Data Domain has been a longtime partner of NetApp’s, which is probably one reason that NetApp finally decided to make them an offer. Another reason why it’s right to do this now is that in today’s economy, NetApp could get the best price.

The final reason that NetApp and Data Domain should hook up is that there are not many other major storage vendors that don’t already have a dedicated deduplication appliance or two. If Sun were still around it might make sense for them to think about buying Data Domain but they are out of the picture until Oracle figures out what to do with their storage business. EMC has bought Avamar and invested significantly in Quantum. IBM has purchased Diligent, Symantec has PureDisk. HP already has a deduplication product. The only major vendor without dedupe today is HDS.

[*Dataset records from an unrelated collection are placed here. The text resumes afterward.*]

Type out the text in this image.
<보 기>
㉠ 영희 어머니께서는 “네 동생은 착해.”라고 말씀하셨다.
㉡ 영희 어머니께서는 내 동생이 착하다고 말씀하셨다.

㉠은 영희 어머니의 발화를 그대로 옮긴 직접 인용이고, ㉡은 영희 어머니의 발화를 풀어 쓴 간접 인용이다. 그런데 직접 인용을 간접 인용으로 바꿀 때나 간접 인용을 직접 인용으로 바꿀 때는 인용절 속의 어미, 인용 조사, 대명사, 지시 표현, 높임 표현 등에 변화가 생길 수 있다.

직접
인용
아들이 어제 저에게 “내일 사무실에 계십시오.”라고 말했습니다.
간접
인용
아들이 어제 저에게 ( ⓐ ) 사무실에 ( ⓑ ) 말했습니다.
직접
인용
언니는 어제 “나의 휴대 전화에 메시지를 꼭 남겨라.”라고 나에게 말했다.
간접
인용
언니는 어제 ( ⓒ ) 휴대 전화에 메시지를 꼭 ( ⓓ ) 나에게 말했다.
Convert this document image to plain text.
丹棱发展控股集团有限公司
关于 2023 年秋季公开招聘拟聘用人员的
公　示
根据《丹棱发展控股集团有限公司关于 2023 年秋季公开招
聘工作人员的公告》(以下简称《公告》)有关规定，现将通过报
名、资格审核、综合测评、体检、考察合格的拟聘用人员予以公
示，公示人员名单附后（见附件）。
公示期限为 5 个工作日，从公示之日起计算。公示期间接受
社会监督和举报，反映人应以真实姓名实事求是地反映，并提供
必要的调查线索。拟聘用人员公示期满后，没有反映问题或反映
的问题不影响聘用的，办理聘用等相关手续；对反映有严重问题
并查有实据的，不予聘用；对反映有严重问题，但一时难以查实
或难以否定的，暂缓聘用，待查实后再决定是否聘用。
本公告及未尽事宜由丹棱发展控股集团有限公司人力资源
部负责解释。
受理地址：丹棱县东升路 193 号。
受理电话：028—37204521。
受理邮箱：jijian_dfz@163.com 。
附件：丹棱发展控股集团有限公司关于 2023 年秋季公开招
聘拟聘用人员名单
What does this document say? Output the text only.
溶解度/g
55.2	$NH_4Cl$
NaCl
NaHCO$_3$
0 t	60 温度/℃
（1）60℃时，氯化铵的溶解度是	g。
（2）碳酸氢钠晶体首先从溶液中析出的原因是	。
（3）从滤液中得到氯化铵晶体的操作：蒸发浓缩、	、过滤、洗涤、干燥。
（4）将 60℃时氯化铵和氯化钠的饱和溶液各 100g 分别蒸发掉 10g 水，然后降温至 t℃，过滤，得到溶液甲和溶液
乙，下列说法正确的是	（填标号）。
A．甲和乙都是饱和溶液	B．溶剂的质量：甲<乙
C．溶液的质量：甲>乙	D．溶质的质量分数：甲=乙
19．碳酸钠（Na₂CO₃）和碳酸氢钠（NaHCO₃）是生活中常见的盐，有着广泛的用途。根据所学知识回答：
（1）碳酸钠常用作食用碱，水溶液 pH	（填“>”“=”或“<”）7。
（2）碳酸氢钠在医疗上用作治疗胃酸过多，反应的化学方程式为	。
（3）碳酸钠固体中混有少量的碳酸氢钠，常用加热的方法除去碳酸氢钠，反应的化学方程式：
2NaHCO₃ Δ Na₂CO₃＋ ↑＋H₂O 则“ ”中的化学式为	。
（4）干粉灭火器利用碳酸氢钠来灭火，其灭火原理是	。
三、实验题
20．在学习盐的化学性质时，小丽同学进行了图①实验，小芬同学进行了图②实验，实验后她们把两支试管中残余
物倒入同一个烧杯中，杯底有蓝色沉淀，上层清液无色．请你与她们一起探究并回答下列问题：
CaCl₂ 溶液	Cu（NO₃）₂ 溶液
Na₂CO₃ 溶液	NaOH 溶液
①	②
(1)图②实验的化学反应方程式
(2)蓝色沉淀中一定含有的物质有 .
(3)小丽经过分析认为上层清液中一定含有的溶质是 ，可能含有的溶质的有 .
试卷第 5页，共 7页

Data Domain had a lot going for them. They practically defined the target deduplication appliance market. Diligent (now with IBM), Quantum, Sepaton, and others notwithstanding, Data Domain had the largest market share out there and was continuing to experience rapid growth. The fact that Data Domain both supported NAS as well as VTL access modes coupled with their excellent market share made them a prime acquisition on many fronts.

NetApp, of course, has their own deduplication technology which has been very successful in supporting virtual server environments primary storage and was also used to support secondary storage. No doubt over time these two technologies could conceivably merge into one. But don’t hold your breath, some companies have way more than two distinct deduplication technologies which are used for their various products and NetApp may not feel its worthwhile to combine the two technologies in the near future given there two different markets.

All in all, consolidation is necessary evil today.